Sequestrata maxi discarica: sversava metalli pesanti nel torrente
Le indagini della procura e dei carabinieri forestali
Un'imponente discarica - occupa una superficie di oltre 15 ettari - è stata sequestrata a Odolo. Il blitz dei carabinieri forestali della stazione di Vobarno è scattato martedì mattina, al termine di una lunga indagine coordinata dal sostituto procuratore della Repubblica Donato Greco.
Nella discarica - attiva dal lontano 1988 - vengono smaltite le scorie prodotte dalle numerose acciaierie del territorio: attualmente ospita più di due milioni di tonnellate di rifiuti, che hanno completamente colmato l'alveo dove scorreva il torrente Rio Vergomasco. Del corso d'acqua rimane ormai solamente un breve tratto di circa 300 metri.
Stando alle indagini dei militari, dal 2005, il gestore del sito autorizzato di smaltimento (una società consortile) non avrebbe rispettato le prescrizioni contenute nel provvedimento amministrativo che ne autorizza l’esercizio, provocando così l’inquinamento delle acque e dei sedimenti del torrente. Nell'alveo del corso d'acqua è infatti stata rilevata la presenza di metalli pesanti in misura superiore alle concentrazioni fissate dalla legge, tra cui zinco, piombo e cadmio, quest'ultimi due classificati dallo IARC come probabili cancerogeni per l'uomo.

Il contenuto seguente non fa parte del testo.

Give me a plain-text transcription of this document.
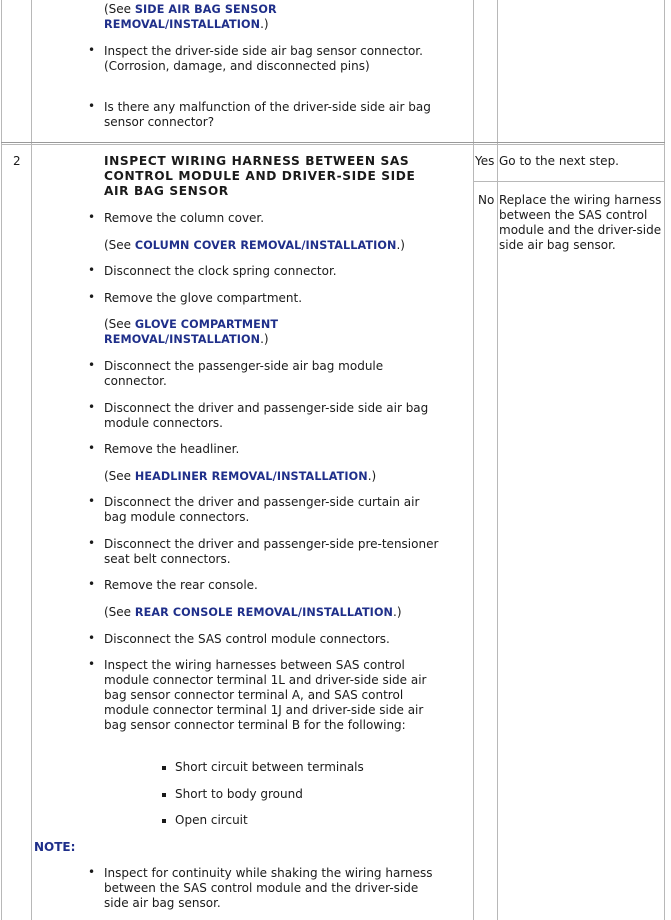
(See SIDE AIR BAG SENSOR REMOVAL/INSTALLATION.)
• Inspect the driver-side side air bag sensor connector. (Corrosion, damage, and disconnected pins)
• Is there any malfunction of the driver-side side air bag sensor connector?
2	INSPECT WIRING HARNESS BETWEEN SAS CONTROL MODULE AND DRIVER-SIDE SIDE AIR BAG SENSOR
Yes Go to the next step.
No Replace the wiring harness between the SAS control module and the driver-side side air bag sensor.
• Remove the column cover.
(See COLUMN COVER REMOVAL/INSTALLATION.)
• Disconnect the clock spring connector.
• Remove the glove compartment.
(See GLOVE COMPARTMENT REMOVAL/INSTALLATION.)
• Disconnect the passenger-side air bag module connector.
• Disconnect the driver and passenger-side side air bag module connectors.
• Remove the headliner.
(See HEADLINER REMOVAL/INSTALLATION.)
• Disconnect the driver and passenger-side curtain air bag module connectors.
• Disconnect the driver and passenger-side pre-tensioner seat belt connectors.
• Remove the rear console.
(See REAR CONSOLE REMOVAL/INSTALLATION.)
• Disconnect the SAS control module connectors.
• Inspect the wiring harnesses between SAS control module connector terminal 1L and driver-side side air bag sensor connector terminal A, and SAS control module connector terminal 1J and driver-side side air bag sensor connector terminal B for the following:
Short circuit between terminals
Short to body ground
Open circuit
NOTE:
• Inspect for continuity while shaking the wiring harness between the SAS control module and the driver-side side air bag sensor.
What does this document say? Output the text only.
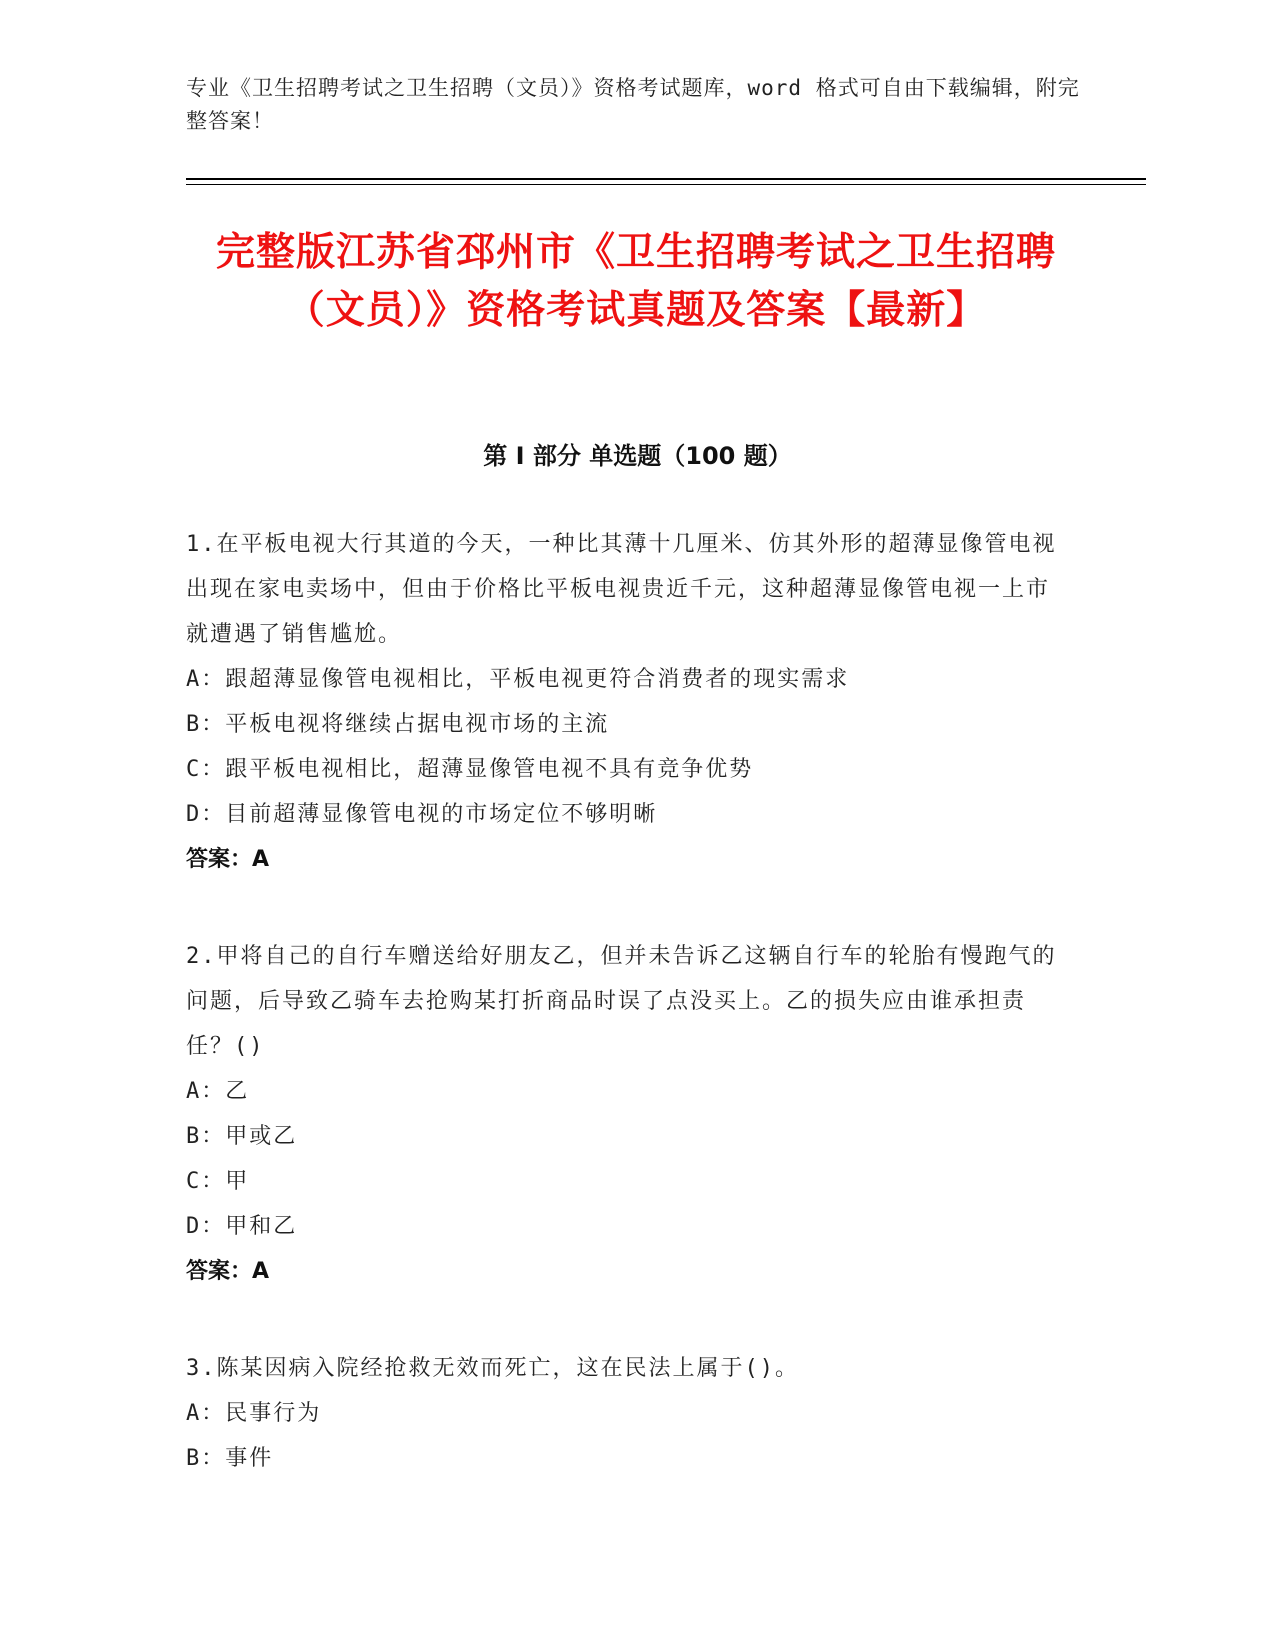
专业《卫生招聘考试之卫生招聘（文员）》资格考试题库，word 格式可自由下载编辑，附完整答案！
完整版江苏省邳州市《卫生招聘考试之卫生招聘（文员）》资格考试真题及答案【最新】
第 I 部分 单选题（100 题）
1.在平板电视大行其道的今天，一种比其薄十几厘米、仿其外形的超薄显像管电视出现在家电卖场中，但由于价格比平板电视贵近千元，这种超薄显像管电视一上市就遭遇了销售尴尬。
A：跟超薄显像管电视相比，平板电视更符合消费者的现实需求
B：平板电视将继续占据电视市场的主流
C：跟平板电视相比，超薄显像管电视不具有竞争优势
D：目前超薄显像管电视的市场定位不够明晰
答案：A
2.甲将自己的自行车赠送给好朋友乙，但并未告诉乙这辆自行车的轮胎有慢跑气的问题，后导致乙骑车去抢购某打折商品时误了点没买上。乙的损失应由谁承担责任？()
A：乙
B：甲或乙
C：甲
D：甲和乙
答案：A
3.陈某因病入院经抢救无效而死亡，这在民法上属于()。
A：民事行为
B：事件
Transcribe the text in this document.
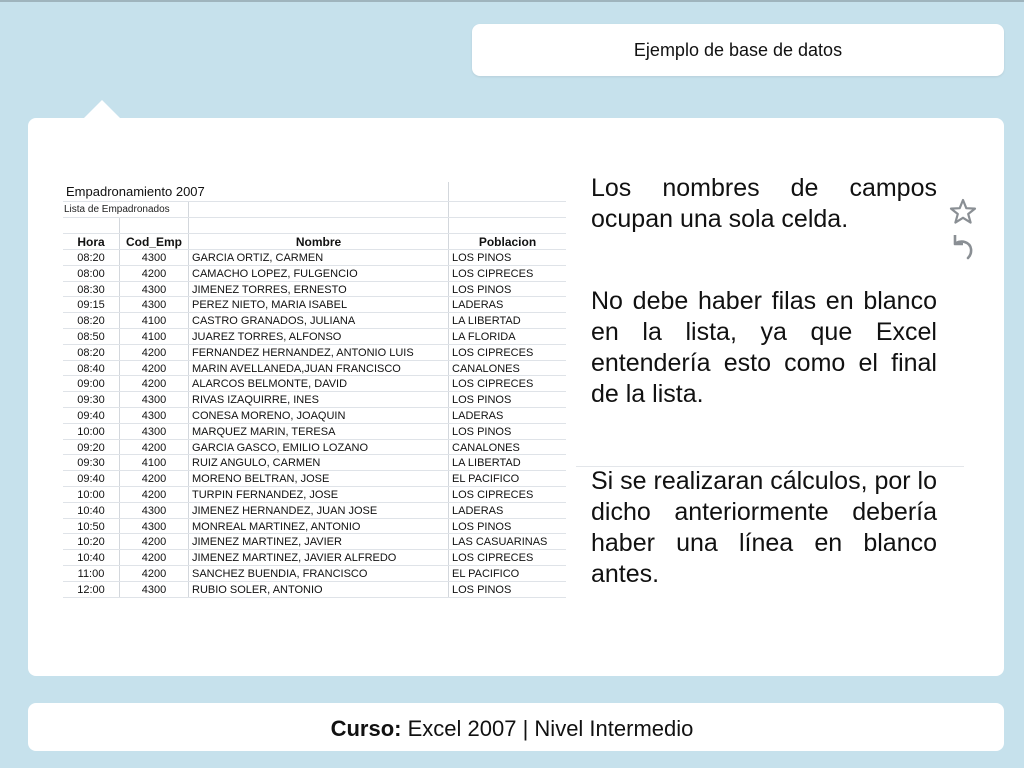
Ejemplo de base de datos
Empadronamiento 2007
Lista de Empadronados
Hora	Cod_Emp	Nombre	Poblacion
08:20	4300	GARCIA ORTIZ, CARMEN	LOS PINOS
08:00	4200	CAMACHO LOPEZ, FULGENCIO	LOS CIPRECES
08:30	4300	JIMENEZ TORRES, ERNESTO	LOS PINOS
09:15	4300	PEREZ NIETO, MARIA ISABEL	LADERAS
08:20	4100	CASTRO GRANADOS, JULIANA	LA LIBERTAD
08:50	4100	JUAREZ TORRES, ALFONSO	LA FLORIDA
08:20	4200	FERNANDEZ HERNANDEZ, ANTONIO LUIS	LOS CIPRECES
08:40	4200	MARIN AVELLANEDA,JUAN FRANCISCO	CANALONES
09:00	4200	ALARCOS BELMONTE, DAVID	LOS CIPRECES
09:30	4300	RIVAS IZAQUIRRE, INES	LOS PINOS
09:40	4300	CONESA MORENO, JOAQUIN	LADERAS
10:00	4300	MARQUEZ MARIN, TERESA	LOS PINOS
09:20	4200	GARCIA GASCO, EMILIO LOZANO	CANALONES
09:30	4100	RUIZ ANGULO, CARMEN	LA LIBERTAD
09:40	4200	MORENO BELTRAN, JOSE	EL PACIFICO
10:00	4200	TURPIN FERNANDEZ, JOSE	LOS CIPRECES
10:40	4300	JIMENEZ HERNANDEZ, JUAN JOSE	LADERAS
10:50	4300	MONREAL MARTINEZ, ANTONIO	LOS PINOS
10:20	4200	JIMENEZ MARTINEZ, JAVIER	LAS CASUARINAS
10:40	4200	JIMENEZ MARTINEZ, JAVIER ALFREDO	LOS CIPRECES
11:00	4200	SANCHEZ BUENDIA, FRANCISCO	EL PACIFICO
12:00	4300	RUBIO SOLER, ANTONIO	LOS PINOS
Los nombres de campos ocupan una sola celda.
No debe haber filas en blanco en la lista, ya que Excel entendería esto como el final de la lista.
Si se realizaran cálculos, por lo dicho anteriormente debería haber una línea en blanco antes.
Curso: Excel 2007 | Nivel Intermedio
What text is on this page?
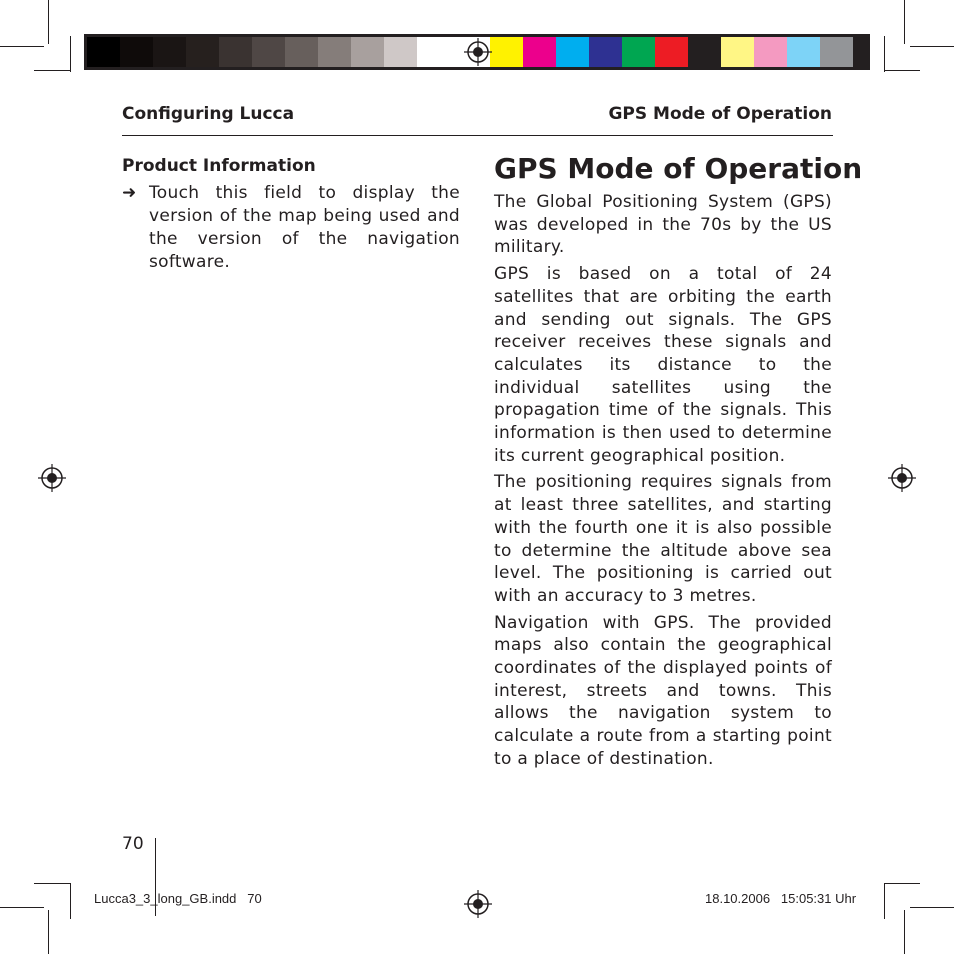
Configuring Lucca	GPS Mode of Operation
Product Information
➜ Touch this field to display the version of the map being used and the version of the navigation software.
GPS Mode of Operation

The Global Positioning System (GPS) was developed in the 70s by the US military.

GPS is based on a total of 24 satellites that are orbiting the earth and sending out signals. The GPS receiver receives these signals and calculates its distance to the individual satellites using the propagation time of the signals. This information is then used to determine its current geographical position.

The positioning requires signals from at least three satellites, and starting with the fourth one it is also possible to determine the altitude above sea level. The positioning is carried out with an accuracy to 3 metres.

Navigation with GPS. The provided maps also contain the geographical coordinates of the displayed points of interest, streets and towns. This allows the navigation system to calculate a route from a starting point to a place of destination.

70
Lucca3_3_long_GB.indd   70	18.10.2006   15:05:31 Uhr
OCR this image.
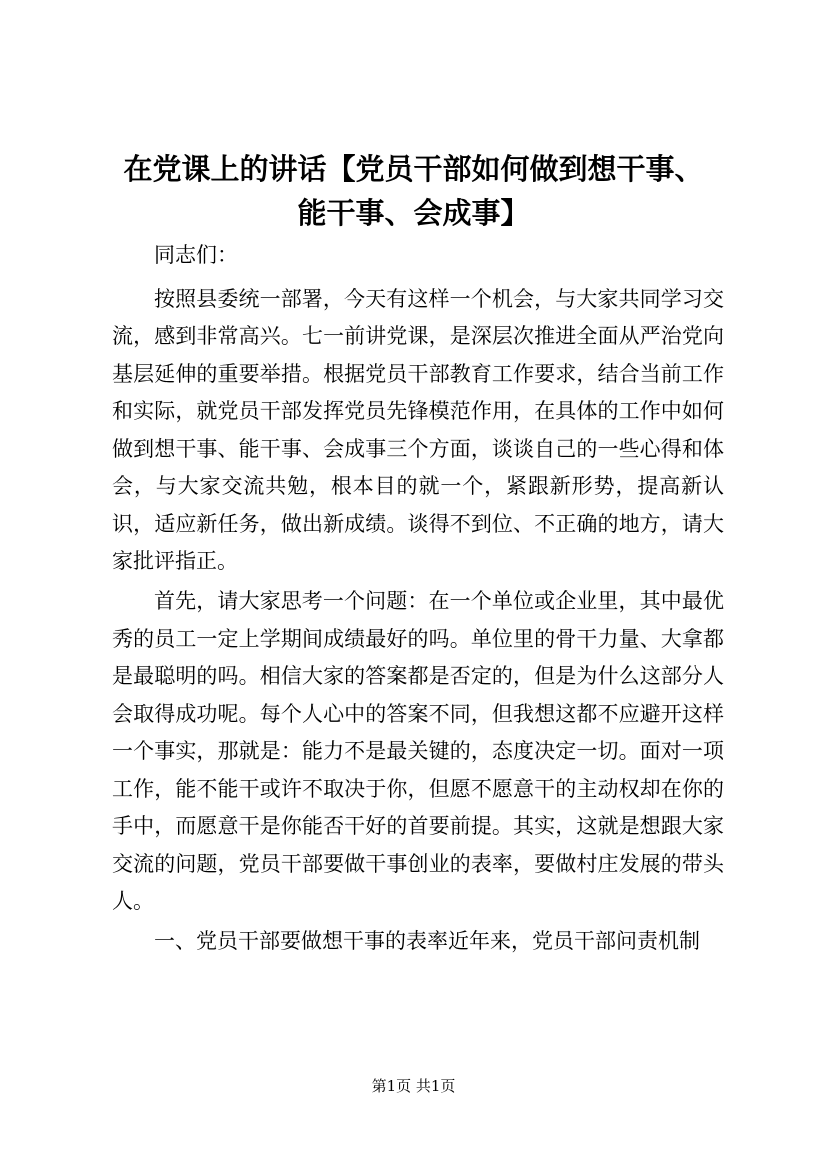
在党课上的讲话【党员干部如何做到想干事、
能干事、会成事】

同志们：

按照县委统一部署，今天有这样一个机会，与大家共同学习交流，感到非常高兴。七一前讲党课，是深层次推进全面从严治党向基层延伸的重要举措。根据党员干部教育工作要求，结合当前工作和实际，就党员干部发挥党员先锋模范作用，在具体的工作中如何做到想干事、能干事、会成事三个方面，谈谈自己的一些心得和体会，与大家交流共勉，根本目的就一个，紧跟新形势，提高新认识，适应新任务，做出新成绩。谈得不到位、不正确的地方，请大家批评指正。

首先，请大家思考一个问题：在一个单位或企业里，其中最优秀的员工一定上学期间成绩最好的吗。单位里的骨干力量、大拿都是最聪明的吗。相信大家的答案都是否定的，但是为什么这部分人会取得成功呢。每个人心中的答案不同，但我想这都不应避开这样一个事实，那就是：能力不是最关键的，态度决定一切。面对一项工作，能不能干或许不取决于你，但愿不愿意干的主动权却在你的手中，而愿意干是你能否干好的首要前提。其实，这就是想跟大家交流的问题，党员干部要做干事创业的表率，要做村庄发展的带头人。

一、党员干部要做想干事的表率近年来，党员干部问责机制

第1页 共1页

In buona sostanza, la società non avrebbe mai predisposto un idoneo sistema di raccolta e gestione del percolato e le scorie sono finite all'interno del torrente: "L’impianto di trattamento del percolato, che avrebbe dovuto essere dimensionato in modo da garantire la depurazione delle acque di dilavamento dell’intero sito di smaltimento, non ha infatti capacità sufficiente a raccogliere tutti i reflui prodotti dalla discarica, una parte dei quali viene dunque abusivamente riversata nel torrente tramite due tubazioni di scarico non autorizzate", si legge nel comunicato diramato dai carabinieri.
Il mancato adeguamento dell'impianto ha comportato l'accusa dell'amministratore unico della società: è indagato per i reati di inquinamento ambientale aggravato e scarico non autorizzato di acque reflue industriali contenenti sostanze pericolose. Rischia – se l’ipotesi accusatoria verrà confermata – la reclusione da due a sei anni e fino a 100 mila euro di multa. Le attività di bonifica e ripristino ambientale dovranno essere eseguite dai responsabili, a proprie spese.